The long, steep rise in commodity prices has been a deep blessing for hydrocarbon rich Latin countries, spreading its largesse blindly from oil-rich Venezuela to diversified mineral-providers including Peru, Chile and Brazil.
Many companies, such as Venezuelas state-run oil firm PDVSA, have rested on their laurels or worse during this bonanza. But a handful have maximized the opportunity to turn themselves into true global leaders. If the fortunes of the lucky are shrinking in line with todays more constrained times, those that have worked the magic of transformation are here to stay as global leaders.
Brazilian steel maker Gerdau is a good example of a firm that has moved in record time from an absolute unknown to a diversified, highly competitive international player. It is now the largest producer of long steel in the Americas with 317 units, five joint ventures and four associated companies in 14 countries, including the United States and India, with capacity of 25.9 million metric tons of steel per year. Thats all a far cry from its modest origins in 1901 as a nail factory in the southern city of Porto Alegre where it remains based.

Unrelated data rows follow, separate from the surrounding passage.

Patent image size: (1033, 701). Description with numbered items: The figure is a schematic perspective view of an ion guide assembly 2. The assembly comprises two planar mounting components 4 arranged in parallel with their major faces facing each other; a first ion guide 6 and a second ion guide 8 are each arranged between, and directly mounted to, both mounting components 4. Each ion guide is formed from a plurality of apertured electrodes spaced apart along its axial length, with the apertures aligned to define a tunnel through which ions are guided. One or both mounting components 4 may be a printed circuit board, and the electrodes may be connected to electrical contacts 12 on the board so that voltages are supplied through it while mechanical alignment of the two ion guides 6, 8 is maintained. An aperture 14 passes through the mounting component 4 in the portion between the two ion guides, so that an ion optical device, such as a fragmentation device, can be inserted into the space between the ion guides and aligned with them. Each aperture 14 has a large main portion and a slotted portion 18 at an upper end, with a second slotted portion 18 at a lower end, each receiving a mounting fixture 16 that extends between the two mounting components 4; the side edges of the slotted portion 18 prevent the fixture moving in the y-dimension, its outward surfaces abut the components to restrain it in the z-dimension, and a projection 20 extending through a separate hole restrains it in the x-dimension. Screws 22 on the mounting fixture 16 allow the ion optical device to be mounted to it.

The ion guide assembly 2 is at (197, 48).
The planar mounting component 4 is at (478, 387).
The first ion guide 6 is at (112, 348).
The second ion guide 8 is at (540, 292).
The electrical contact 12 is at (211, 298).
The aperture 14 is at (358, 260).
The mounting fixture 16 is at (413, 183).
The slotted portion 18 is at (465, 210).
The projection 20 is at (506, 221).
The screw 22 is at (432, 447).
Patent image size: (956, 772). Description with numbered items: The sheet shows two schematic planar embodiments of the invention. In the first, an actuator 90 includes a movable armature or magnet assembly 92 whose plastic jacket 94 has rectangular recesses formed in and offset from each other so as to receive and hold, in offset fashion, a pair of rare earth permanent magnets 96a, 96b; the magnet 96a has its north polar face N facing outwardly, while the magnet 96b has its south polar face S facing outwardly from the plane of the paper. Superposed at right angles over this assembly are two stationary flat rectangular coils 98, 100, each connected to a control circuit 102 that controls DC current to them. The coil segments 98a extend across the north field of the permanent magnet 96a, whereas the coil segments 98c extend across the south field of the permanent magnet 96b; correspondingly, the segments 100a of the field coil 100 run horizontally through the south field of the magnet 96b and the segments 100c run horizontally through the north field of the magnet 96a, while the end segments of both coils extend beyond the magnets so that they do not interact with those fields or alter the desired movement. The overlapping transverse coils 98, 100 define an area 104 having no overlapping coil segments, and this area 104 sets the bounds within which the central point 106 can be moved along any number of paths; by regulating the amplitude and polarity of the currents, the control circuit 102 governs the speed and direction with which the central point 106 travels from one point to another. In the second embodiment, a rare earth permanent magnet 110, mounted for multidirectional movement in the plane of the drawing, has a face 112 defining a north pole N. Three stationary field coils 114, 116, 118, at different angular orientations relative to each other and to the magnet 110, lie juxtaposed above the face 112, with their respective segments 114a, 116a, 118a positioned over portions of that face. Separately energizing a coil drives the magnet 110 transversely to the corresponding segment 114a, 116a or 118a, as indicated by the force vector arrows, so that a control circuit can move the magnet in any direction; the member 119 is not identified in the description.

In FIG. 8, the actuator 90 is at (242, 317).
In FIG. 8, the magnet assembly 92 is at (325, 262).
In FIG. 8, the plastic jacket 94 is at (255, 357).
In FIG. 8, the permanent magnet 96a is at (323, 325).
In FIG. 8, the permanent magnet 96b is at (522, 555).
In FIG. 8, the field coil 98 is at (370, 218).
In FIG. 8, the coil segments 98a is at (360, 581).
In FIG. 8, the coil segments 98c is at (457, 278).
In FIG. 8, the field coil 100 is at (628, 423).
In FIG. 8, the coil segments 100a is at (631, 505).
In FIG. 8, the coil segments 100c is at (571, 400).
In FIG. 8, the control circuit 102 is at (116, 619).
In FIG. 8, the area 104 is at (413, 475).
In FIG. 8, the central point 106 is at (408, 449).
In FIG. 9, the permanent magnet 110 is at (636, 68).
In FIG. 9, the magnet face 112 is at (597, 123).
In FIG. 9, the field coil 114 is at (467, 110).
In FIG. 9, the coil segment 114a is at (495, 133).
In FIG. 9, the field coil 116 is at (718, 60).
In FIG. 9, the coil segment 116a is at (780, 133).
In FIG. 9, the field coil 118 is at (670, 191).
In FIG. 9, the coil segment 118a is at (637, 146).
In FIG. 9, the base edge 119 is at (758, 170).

Like many Latin firms, it is firmly rooted in family traditions. But it has been neither hidebound or ripped apart by family rows, the fate of many comparable firms. Instead, Gerdau has successfully pulled off the pursuit of multiple strategies. It is diversifying internationally through acquisitions; increasing production and efficiency at home; and working to create a vertically-integrated business with more control of its own inputs.
The splashiest area has been international expansion. Last year, Gerdau Ameristeel pulled off the coup of buying Chaparral of Texas in a deal worth north of $4 billion, putting it firmly on the map of US investors. Then, in April, it added the steel business of Quanex Corporation, the second largest producer of specialty steel in the US, for $1.5 billion. These cap a period of enormous and rapid expansion for the firm that started off outside Latin America with a 40% stake in Spains Sidenor as recently as 2005.
More quietly, the firm has been rapidly expanding its presence in its home market through new capacity, including the $1.5 billion, 1.5 million ton expansion of plate producing mill Ouro Branco, and securing more its own supplies as prices rise in raw materials. It bought a 50.9% stake in Colombian coke producer Cleary Holdings Corp for $59 million, for example.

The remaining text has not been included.